24Un texte officiel sur la délégation de signature montre que Léopold Dugé de Bernonville fait fonction de sous-directeur, alors que la SGF appartient à la délégation permanente du secrétaire général du Comité ministériel de l’Économie nationale. Ainsi, dès 1937, les économistes qui veillent sur la SGF soulignent clairement au pouvoir leur souci de ne dépendre que de la présidence du Conseil, tout particulièrement afin d’obtenir l’obligation de réponse pour les entreprises. Parallèlement à la SGF, le Service d’Observation économique, placé sous la responsabilité d’Alfred Sauvy, poursuit son existence à l’Économie nationale, et élabore notamment un nouvel indice des prix de détail de 400 objets fabriqués, d’autant plus nécessaire que les syndicats ouvriers parlent d’échelle mobile, et que la procédure de conciliation et d’arbitrage prévoit une révision des salaires sous certaines conditions. Malgré des insuffisances soulignées par Alfred Sauvy, la législation sur les prix conduit à perfectionner les indices de prix de détail50.
• Le Comité national de Surveillance des Prix et le blocage.
25Aux prises désormais avec une situation de stagflation, combinant inflation et essoufflement de la reprise, le gouvernement Chautemps renforce, dès son avènement, le contrôle des prix. À la « surveillance » décidée en août 1936, s’ajoute, aux termes du décret-loi du 1er juillet 1937, un blocage des prix à leur niveau du 28 juin 1937. Bien que présenté comme temporaire, cette mesure franchit une étape supplémentaire dans la voie de prix « dirigés ». Et l’application de la loi du 4 mai 1938 sur la conciliation et l’arbitrage entraîne l’institution de commissions départementales du coût de la vie contrôlées par une Commission supérieure.
• La mise en sommeil de la Caisse des Marchés.
26Limitée, on l’a vu, par une dotation initiale étique — qui l’empêche de surcroît de consentir elle-même des avances — la Caisse des Marchés connaît des débuts fort modestes.

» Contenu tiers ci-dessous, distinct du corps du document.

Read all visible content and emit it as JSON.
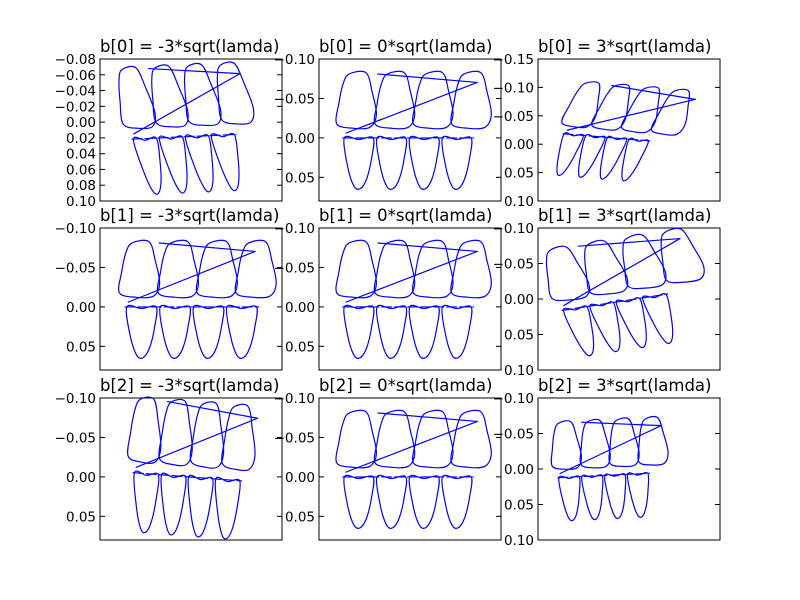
{
  "chart_data": [
    {
      "type": "line",
      "title": "b[0] = -3*sqrt(lamda)",
      "row": 0,
      "col": 0,
      "ytick_labels": [
        "−0.08",
        "−0.06",
        "−0.04",
        "−0.02",
        "0.00",
        "0.02",
        "0.04",
        "0.06",
        "0.08",
        "0.10"
      ],
      "ylim": [
        0.1,
        -0.08
      ],
      "variant": "squeezeLeft"
    },
    {
      "type": "line",
      "title": "b[0] = 0*sqrt(lamda)",
      "row": 0,
      "col": 1,
      "ytick_labels": [
        "−0.10",
        "−0.05",
        "0.00",
        "0.05"
      ],
      "ylim": [
        0.08,
        -0.1
      ],
      "variant": "mean"
    },
    {
      "type": "line",
      "title": "b[0] = 3*sqrt(lamda)",
      "row": 0,
      "col": 2,
      "ytick_labels": [
        "−0.15",
        "−0.10",
        "−0.05",
        "0.00",
        "0.05",
        "0.10"
      ],
      "ylim": [
        0.1,
        -0.15
      ],
      "variant": "tiltRight"
    },
    {
      "type": "line",
      "title": "b[1] = -3*sqrt(lamda)",
      "row": 1,
      "col": 0,
      "ytick_labels": [
        "−0.10",
        "−0.05",
        "0.00",
        "0.05"
      ],
      "ylim": [
        0.08,
        -0.1
      ],
      "variant": "wide"
    },
    {
      "type": "line",
      "title": "b[1] = 0*sqrt(lamda)",
      "row": 1,
      "col": 1,
      "ytick_labels": [
        "−0.10",
        "−0.05",
        "0.00",
        "0.05"
      ],
      "ylim": [
        0.08,
        -0.1
      ],
      "variant": "mean"
    },
    {
      "type": "line",
      "title": "b[1] = 3*sqrt(lamda)",
      "row": 1,
      "col": 2,
      "ytick_labels": [
        "−0.10",
        "−0.05",
        "0.00",
        "0.05",
        "0.10"
      ],
      "ylim": [
        0.1,
        -0.1
      ],
      "variant": "rotated"
    },
    {
      "type": "line",
      "title": "b[2] = -3*sqrt(lamda)",
      "row": 2,
      "col": 0,
      "ytick_labels": [
        "−0.10",
        "−0.05",
        "0.00",
        "0.05"
      ],
      "ylim": [
        0.08,
        -0.1
      ],
      "variant": "tallThin"
    },
    {
      "type": "line",
      "title": "b[2] = 0*sqrt(lamda)",
      "row": 2,
      "col": 1,
      "ytick_labels": [
        "−0.10",
        "−0.05",
        "0.00",
        "0.05"
      ],
      "ylim": [
        0.08,
        -0.1
      ],
      "variant": "mean"
    },
    {
      "type": "line",
      "title": "b[2] = 3*sqrt(lamda)",
      "row": 2,
      "col": 2,
      "ytick_labels": [
        "−0.10",
        "−0.05",
        "0.00",
        "0.05",
        "0.10"
      ],
      "ylim": [
        0.1,
        -0.1
      ],
      "variant": "compact"
    }
  ],
  "colors": {
    "line": "#0000ff",
    "axes": "#000000",
    "background": "#ffffff"
  }
}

René Brunet, sous-secrétaire d’État (socialiste) aux Finances, invité à X-crise au début de décembre 1937, y déplore l’absence de « primauté de l’économique sur le financier », et fait état d’un chiffre de seulement cent millions, correspondant au total des marchés financés grâce à la Caisse depuis août 1936 (pour un total d’environ cinquante milliards de francs de marchés passés par l’État et les collectivités)51. D’après Gaston Cusin, placé dans le Cabinet de René Brunet — sans apparaître dans l’organigramme officiel — afin de renseigner l’équipe de Vincent Auriol, et proche de Jacques Branger, les réflexes orthodoxes de certains hauts fonctionnaires des Finances, et, en particulier, de Jacques Rueff, n’auraient pas été étrangers à cette relative mise en sommeil52.
2. La création de la SNCF : une « nationalisation » à contre-chronologie ?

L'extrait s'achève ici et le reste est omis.